My mom just informed me that my dog licks their toes while her and my dad are having sex. I'm apartment searching.
he told me not be awkward when his girlfriend comes tomorrow. and then he made out with me
i found her half dressed with her feet in the washer..she said it was sooo warm.
I just want you to know that i just realized your the only friend i dont feel fat around.
she just made some guy spank her... then made some chick take a running start and spank her.
Hes flirting with her via the sauce packets at taco bell....... I have no words
I just need to go to a bar tonight wrapped in an American flag singing the national anthem
Im pretty sure you told the waiter at Dennys last night to take your pants off or show a nipple.
We are winners. And by winners I mean home wrecking sluts
Isn't that what our 20s r for?? Testing the strength of other people's shitty relationships?
It is a special kind of bonus when you find money you hid from yourself when you were drunk in the tampon box.

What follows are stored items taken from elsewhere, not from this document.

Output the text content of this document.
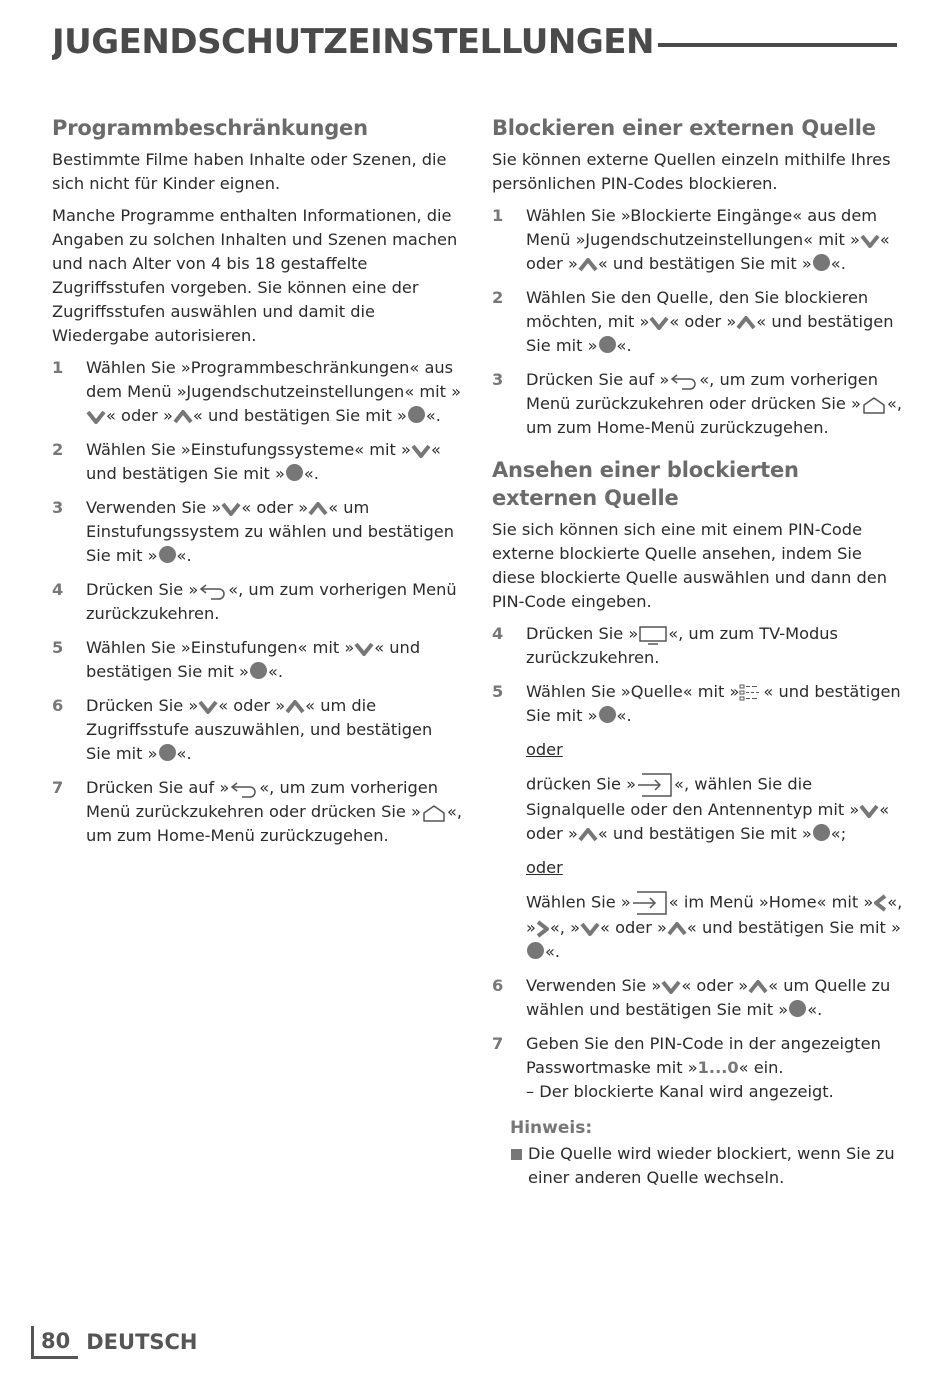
JUGENDSCHUTZEINSTELLUNGEN
Programmbeschränkungen

Bestimmte Filme haben Inhalte oder Szenen, die sich nicht für Kinder eignen.

Manche Programme enthalten Informationen, die Angaben zu solchen Inhalten und Szenen machen und nach Alter von 4 bis 18 gestaffelte Zugriffsstufen vorgeben. Sie können eine der Zugriffsstufen auswählen und damit die Wiedergabe autorisieren.

1 Wählen Sie »Programmbeschränkungen« aus dem Menü »Jugendschutzeinstellungen« mit »
« oder » « und bestätigen Sie mit » «.
2 Wählen Sie »Einstufungssysteme« mit » « und bestätigen Sie mit » «.
3 Verwenden Sie » « oder » « um Einstufungssystem zu wählen und bestätigen Sie mit » «.
4 Drücken Sie » «, um zum vorherigen Menü zurückzukehren.
5 Wählen Sie »Einstufungen« mit » « und bestätigen Sie mit » «.
6 Drücken Sie » « oder » « um die Zugriffsstufe auszuwählen, und bestätigen Sie mit » «.
7 Drücken Sie auf » «, um zum vorherigen Menü zurückzukehren oder drücken Sie » «, um zum Home-Menü zurückzugehen.
Blockieren einer externen Quelle

Sie können externe Quellen einzeln mithilfe Ihres persönlichen PIN-Codes blockieren.

1 Wählen Sie »Blockierte Eingänge« aus dem Menü »Jugendschutzeinstellungen« mit » « oder » « und bestätigen Sie mit » «.
2 Wählen Sie den Quelle, den Sie blockieren möchten, mit » « oder » « und bestätigen Sie mit » «.
3 Drücken Sie auf » «, um zum vorherigen Menü zurückzukehren oder drücken Sie » «, um zum Home-Menü zurückzugehen.
Ansehen einer blockierten externen Quelle

Sie sich können sich eine mit einem PIN-Code externe blockierte Quelle ansehen, indem Sie diese blockierte Quelle auswählen und dann den PIN-Code eingeben.

4 Drücken Sie » «, um zum TV-Modus zurückzukehren.
5 Wählen Sie »Quelle« mit » « und bestätigen Sie mit » «.
oder
drücken Sie » «, wählen Sie die Signalquelle oder den Antennentyp mit » « oder » « und bestätigen Sie mit » «;
oder
Wählen Sie » « im Menü »Home« mit » «, » «, » « oder » « und bestätigen Sie mit »«.
6 Verwenden Sie » « oder » « um Quelle zu wählen und bestätigen Sie mit » «.
7 Geben Sie den PIN-Code in der angezeigten Passwortmaske mit »1...0« ein.
– Der blockierte Kanal wird angezeigt.
Hinweis:
Die Quelle wird wieder blockiert, wenn Sie zu einer anderen Quelle wechseln.
80 DEUTSCH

What did we do last period?
He went to WalMart with $30 and came back with a watch, a basketball and an engagement ring.
I woke up at 4 am. Literally pissed. No idea what happened. I could have fucked a cow.
Right. Will do. I'll call you if I need a ride. (that is a double meaning, go with it.)
I think I'm destined to be the stoner version of one of those successful but emotionally unavailable characters Sandra Bullock always plays in movies
Side Note: Everyone in my office is getting engaged and having baby showers. And I'm all like, fuck your joy, I just want more string cheese in my life.